Rosa Pavanelli, PSI General Secretary says: “With well-funded quality public services it will be possible to reach the SDGs, not by totally uncontrolled privatization and Public-Private partnerships (PPPs) with profits for business and reduced access to health, education, water and energy for the population. There is an important role for the private sector in development – in the first place by paying decent wages, taxes and respecting labour and ecological standards. PSI will continue to work with its allies in the coming year, calling for an intergovernmental tax body and the exclusion of essential public services from PPPs.”
One of the preferred vehicles for the implementation of this agenda is the creation of Global Partnerships, which are multi-stakeholder coalitions that aim to contribute to one or more goals. Whereas many new partnerships are being announced there are distinct fears that this is the beginning of a new era of selective multilateralism, shaped by intergovernmental policy impasses and a growing reliance on corporate-led solutions to global problems. We need to ensure the participation of workers in these partnerships, while clear governance structures and accountability of such Global Partnerships need to be resolved urgently. In addition, there is a lack of focus on much-needed public policies that are more sustainable and little or no attention for alternative models of development, such as the social and solidarity economy.
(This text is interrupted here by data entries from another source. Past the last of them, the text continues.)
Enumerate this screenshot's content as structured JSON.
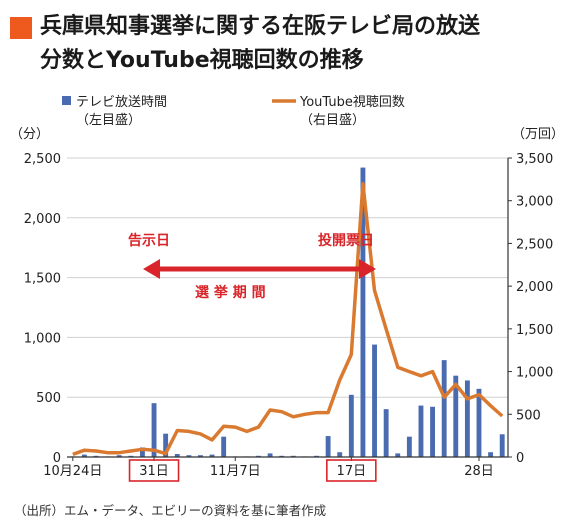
{
  "title_lines": [
    "兵庫県知事選挙に関する在阪テレビ局の放送",
    "分数とYouTube視聴回数の推移"
  ],
  "legend": {
    "bar_label": "テレビ放送時間",
    "bar_sub": "（左目盛）",
    "line_label": "YouTube視聴回数",
    "line_sub": "（右目盛）"
  },
  "colors": {
    "bar": "#4a6bb0",
    "line": "#d97a30",
    "annotation": "#d9252a",
    "accent": "#ee5a1e"
  },
  "annotations": {
    "kokuji": "告示日",
    "touhyou": "投開票日",
    "period": "選 挙 期 間"
  },
  "source": "（出所）エム・データ、エビリーの資料を基に筆者作成",
  "chart_data": {
    "type": "bar+line",
    "left_unit": "（分）",
    "right_unit": "（万回）",
    "ylim_left": [
      0,
      2500
    ],
    "ylim_right": [
      0,
      3500
    ],
    "left_ticks": [
      "0",
      "500",
      "1,000",
      "1,500",
      "2,000",
      "2,500"
    ],
    "right_ticks": [
      "0",
      "500",
      "1,000",
      "1,500",
      "2,000",
      "2,500",
      "3,000",
      "3,500"
    ],
    "x_labels": [
      {
        "text": "10月24日",
        "day_index": 0,
        "boxed": false
      },
      {
        "text": "31日",
        "day_index": 7,
        "boxed": true
      },
      {
        "text": "11月7日",
        "day_index": 14,
        "boxed": false
      },
      {
        "text": "17日",
        "day_index": 24,
        "boxed": true
      },
      {
        "text": "28日",
        "day_index": 35,
        "boxed": false
      }
    ],
    "dates": [
      "10/24",
      "10/25",
      "10/26",
      "10/27",
      "10/28",
      "10/29",
      "10/30",
      "10/31",
      "11/1",
      "11/2",
      "11/3",
      "11/4",
      "11/5",
      "11/6",
      "11/7",
      "11/8",
      "11/9",
      "11/10",
      "11/11",
      "11/12",
      "11/13",
      "11/14",
      "11/15",
      "11/16",
      "11/17",
      "11/18",
      "11/19",
      "11/20",
      "11/21",
      "11/22",
      "11/23",
      "11/24",
      "11/25",
      "11/26",
      "11/27",
      "11/28",
      "11/29",
      "11/30"
    ],
    "series": [
      {
        "name": "テレビ放送時間",
        "kind": "bar",
        "axis": "left",
        "values": [
          5,
          20,
          10,
          5,
          15,
          10,
          80,
          450,
          195,
          25,
          15,
          15,
          20,
          170,
          5,
          5,
          10,
          30,
          10,
          10,
          5,
          10,
          175,
          40,
          520,
          2420,
          940,
          400,
          30,
          170,
          430,
          420,
          810,
          680,
          640,
          570,
          40,
          190
        ]
      },
      {
        "name": "YouTube視聴回数",
        "kind": "line",
        "axis": "right",
        "values": [
          30,
          80,
          70,
          50,
          50,
          70,
          90,
          80,
          40,
          310,
          300,
          270,
          200,
          360,
          350,
          300,
          350,
          550,
          530,
          470,
          500,
          520,
          520,
          900,
          1200,
          3200,
          1950,
          1500,
          1050,
          1000,
          950,
          1000,
          700,
          850,
          680,
          730,
          600,
          480
        ]
      }
    ],
    "election_period": {
      "start_day_index": 7,
      "end_day_index": 24
    }
  }
}
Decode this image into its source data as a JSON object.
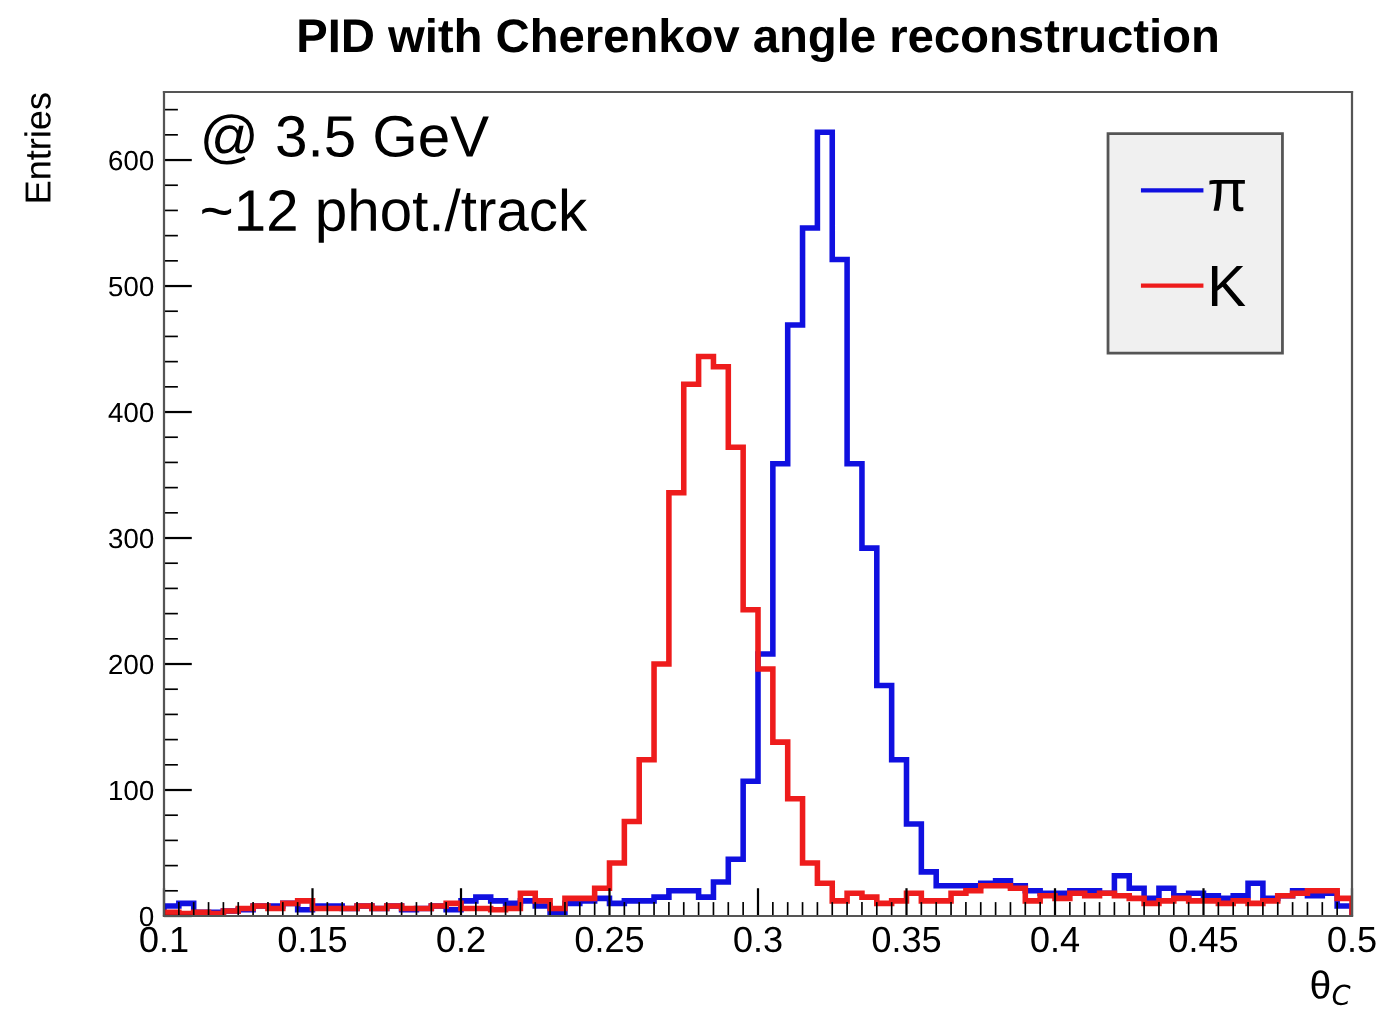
{
  "chart_data": {
    "type": "histogram",
    "title": "PID with Cherenkov angle reconstruction",
    "xlabel": "θ$_{C}$",
    "ylabel": "Entries",
    "annotations": [
      "@ 3.5 GeV",
      "~12 phot./track"
    ],
    "bins": [
      0.1,
      0.105,
      0.11,
      0.115,
      0.12,
      0.125,
      0.13,
      0.135,
      0.14,
      0.145,
      0.15,
      0.155,
      0.16,
      0.165,
      0.17,
      0.175,
      0.18,
      0.185,
      0.19,
      0.195,
      0.2,
      0.205,
      0.21,
      0.215,
      0.22,
      0.225,
      0.23,
      0.235,
      0.24,
      0.245,
      0.25,
      0.255,
      0.26,
      0.265,
      0.27,
      0.275,
      0.28,
      0.285,
      0.29,
      0.295,
      0.3,
      0.305,
      0.31,
      0.315,
      0.32,
      0.325,
      0.33,
      0.335,
      0.34,
      0.345,
      0.35,
      0.355,
      0.36,
      0.365,
      0.37,
      0.375,
      0.38,
      0.385,
      0.39,
      0.395,
      0.4,
      0.405,
      0.41,
      0.415,
      0.42,
      0.425,
      0.43,
      0.435,
      0.44,
      0.445,
      0.45,
      0.455,
      0.46,
      0.465,
      0.47,
      0.475,
      0.48,
      0.485,
      0.49,
      0.495,
      0.5
    ],
    "series": [
      {
        "name": "π",
        "color": "#1010e0",
        "values": [
          8,
          10,
          3,
          3,
          4,
          5,
          8,
          8,
          10,
          5,
          8,
          8,
          6,
          8,
          6,
          8,
          5,
          6,
          8,
          5,
          12,
          15,
          12,
          10,
          12,
          8,
          3,
          10,
          12,
          14,
          10,
          12,
          12,
          15,
          20,
          20,
          15,
          27,
          45,
          107,
          208,
          359,
          469,
          546,
          622,
          521,
          359,
          292,
          183,
          124,
          73,
          35,
          24,
          24,
          24,
          26,
          28,
          24,
          20,
          18,
          18,
          20,
          20,
          18,
          32,
          22,
          14,
          22,
          16,
          18,
          16,
          14,
          16,
          26,
          14,
          16,
          20,
          16,
          18,
          8
        ]
      },
      {
        "name": "K",
        "color": "#ee1c1c",
        "values": [
          3,
          2,
          3,
          2,
          4,
          6,
          8,
          6,
          10,
          12,
          6,
          6,
          6,
          8,
          6,
          8,
          6,
          6,
          8,
          10,
          6,
          6,
          5,
          6,
          18,
          12,
          6,
          14,
          14,
          22,
          42,
          75,
          124,
          200,
          336,
          422,
          444,
          436,
          372,
          243,
          196,
          138,
          93,
          42,
          26,
          12,
          18,
          15,
          10,
          12,
          18,
          12,
          12,
          18,
          20,
          24,
          24,
          22,
          12,
          16,
          14,
          18,
          16,
          18,
          16,
          14,
          10,
          12,
          14,
          12,
          12,
          10,
          12,
          10,
          12,
          16,
          18,
          20,
          20,
          14
        ]
      }
    ],
    "xlim": [
      0.1,
      0.5
    ],
    "ylim": [
      0,
      654
    ],
    "xticks": [
      0.1,
      0.15,
      0.2,
      0.25,
      0.3,
      0.35,
      0.4,
      0.45,
      0.5
    ],
    "yticks": [
      0,
      100,
      200,
      300,
      400,
      500,
      600
    ],
    "grid": false,
    "legend": "top right"
  }
}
Rosa Pavanelli continues, “At the occasion of the World Day for Decent Work, we call on all governments to recognize the central role of Decent Work for the implementation of the 2030 Agenda. Poverty will not be addressed as long as living wages are not paid to every worker. Today millions of public service workers are paid misery wages and in are precarious employment. We also call for a renewed commitment of governments to freedom of association and the right to collective bargaining, which are the real instruments to combat inequality and generate broad-based social and economic growth. Finally, we need governments to resolve the plight of millions of refugees and migrant workers as a matter of utmost urgency. We need more than declarations on how to change the world – we demand the respect of our human and worker’s rights.”